Ese es el compromiso histórico que precisamos en lo que se refiere a las políticas concretas o de Estado. Pero aún hay otro de enorme caldo y mayor importancia, en este caso social y pública: desterrar de nuestra vida en común lo que comienza a hacerla groseramente imposible y democráticamente escasa: el discurso del odio. Mucho más peligroso de lo que parece cuando se le relaciona sólo con la extrema derecha, la extrema izquierda o los populismos de la derecha o de la izquierda. Impregna todo el tejido social, supura como lo que es, el parásito preferido de los enemigos de la democracia militen estos donde quieran, justifiquen sus presuntas razones como gusten y traten de convencernos de lo imprescindible de su visión justa del mundo y el universo social, económico y político. La conversión del adversario en enemigo es inmensamente peligrosa. Y en España, me temo con infinita tristeza y escasa resignación que hoy estamos dando pasos de gigante para que esto sea el pan nuestro de cada día.

Urge un compromiso histórico de nuevo, sí, colectivo, sustentando en el respeto político y cívico de todos por la democracia y por su puesta al día. No por la huida hacia delante que supone la vuelta al cero histórico primigenio. Los problemas políticos por muy complejos y difíciles, incluso exasperante que se presenten, sólo se resuelven con más democracia y mejor política.
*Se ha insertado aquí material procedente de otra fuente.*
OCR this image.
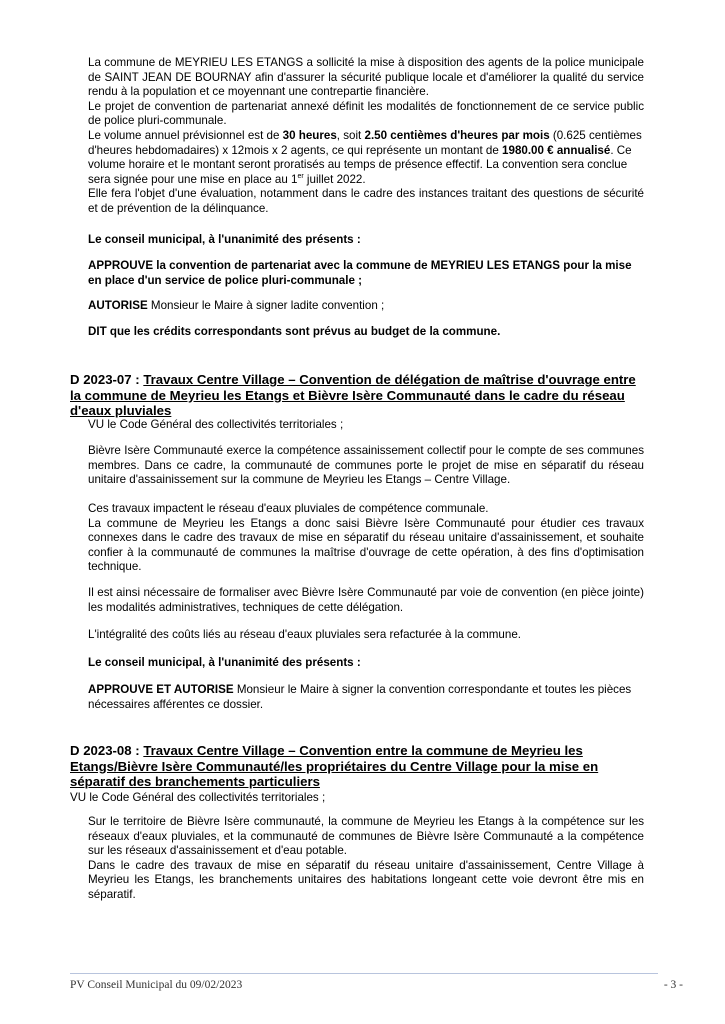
La commune de MEYRIEU LES ETANGS a sollicité la mise à disposition des agents de la police municipale de SAINT JEAN DE BOURNAY afin d'assurer la sécurité publique locale et d'améliorer la qualité du service rendu à la population et ce moyennant une contrepartie financière.

Le projet de convention de partenariat annexé définit les modalités de fonctionnement de ce service public de police pluri-communale.

Le volume annuel prévisionnel est de 30 heures, soit 2.50 centièmes d'heures par mois (0.625 centièmes d'heures hebdomadaires) x 12mois x 2 agents, ce qui représente un montant de 1980.00 € annualisé. Ce volume horaire et le montant seront proratisés au temps de présence effectif. La convention sera conclue sera signée pour une mise en place au 1er juillet 2022.

Elle fera l'objet d'une évaluation, notamment dans le cadre des instances traitant des questions de sécurité et de prévention de la délinquance.

Le conseil municipal, à l'unanimité des présents :
APPROUVE la convention de partenariat avec la commune de MEYRIEU LES ETANGS pour la mise en place d'un service de police pluri-communale ;
AUTORISE Monsieur le Maire à signer ladite convention ;
DIT que les crédits correspondants sont prévus au budget de la commune.
D 2023-07 : Travaux Centre Village – Convention de délégation de maîtrise d'ouvrage entre la commune de Meyrieu les Etangs et Bièvre Isère Communauté dans le cadre du réseau d'eaux pluviales
VU le Code Général des collectivités territoriales ;
Bièvre Isère Communauté exerce la compétence assainissement collectif pour le compte de ses communes membres. Dans ce cadre, la communauté de communes porte le projet de mise en séparatif du réseau unitaire d'assainissement sur la commune de Meyrieu les Etangs – Centre Village.

Ces travaux impactent le réseau d'eaux pluviales de compétence communale.

La commune de Meyrieu les Etangs a donc saisi Bièvre Isère Communauté pour étudier ces travaux connexes dans le cadre des travaux de mise en séparatif du réseau unitaire d'assainissement, et souhaite confier à la communauté de communes la maîtrise d'ouvrage de cette opération, à des fins d'optimisation technique.

Il est ainsi nécessaire de formaliser avec Bièvre Isère Communauté par voie de convention (en pièce jointe) les modalités administratives, techniques de cette délégation.
L'intégralité des coûts liés au réseau d'eaux pluviales sera refacturée à la commune.
Le conseil municipal, à l'unanimité des présents :
APPROUVE ET AUTORISE Monsieur le Maire à signer la convention correspondante et toutes les pièces nécessaires afférentes ce dossier.
D 2023-08 : Travaux Centre Village – Convention entre la commune de Meyrieu les Etangs/Bièvre Isère Communauté/les propriétaires du Centre Village pour la mise en séparatif des branchements particuliers
VU le Code Général des collectivités territoriales ;

Sur le territoire de Bièvre Isère communauté, la commune de Meyrieu les Etangs à la compétence sur les réseaux d'eaux pluviales, et la communauté de communes de Bièvre Isère Communauté a la compétence sur les réseaux d'assainissement et d'eau potable.

Dans le cadre des travaux de mise en séparatif du réseau unitaire d'assainissement, Centre Village à Meyrieu les Etangs, les branchements unitaires des habitations longeant cette voie devront être mis en séparatif.

PV Conseil Municipal du 09/02/2023	- 3 -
Quizá yo ya no alcance a ver esto en mi país. Pero lo juzgo urgente, necesario y perentóreo. Nos jugamos el futuro de España para años. Y aquí, señoras y señores, lo que urge es ir de la política a la política. De la ley a la ley ya fuimos y fue un éxito histórico. Convirtamos nuestro presente en la antesala de un futuro compartido, de nuevo, para todos los españoles.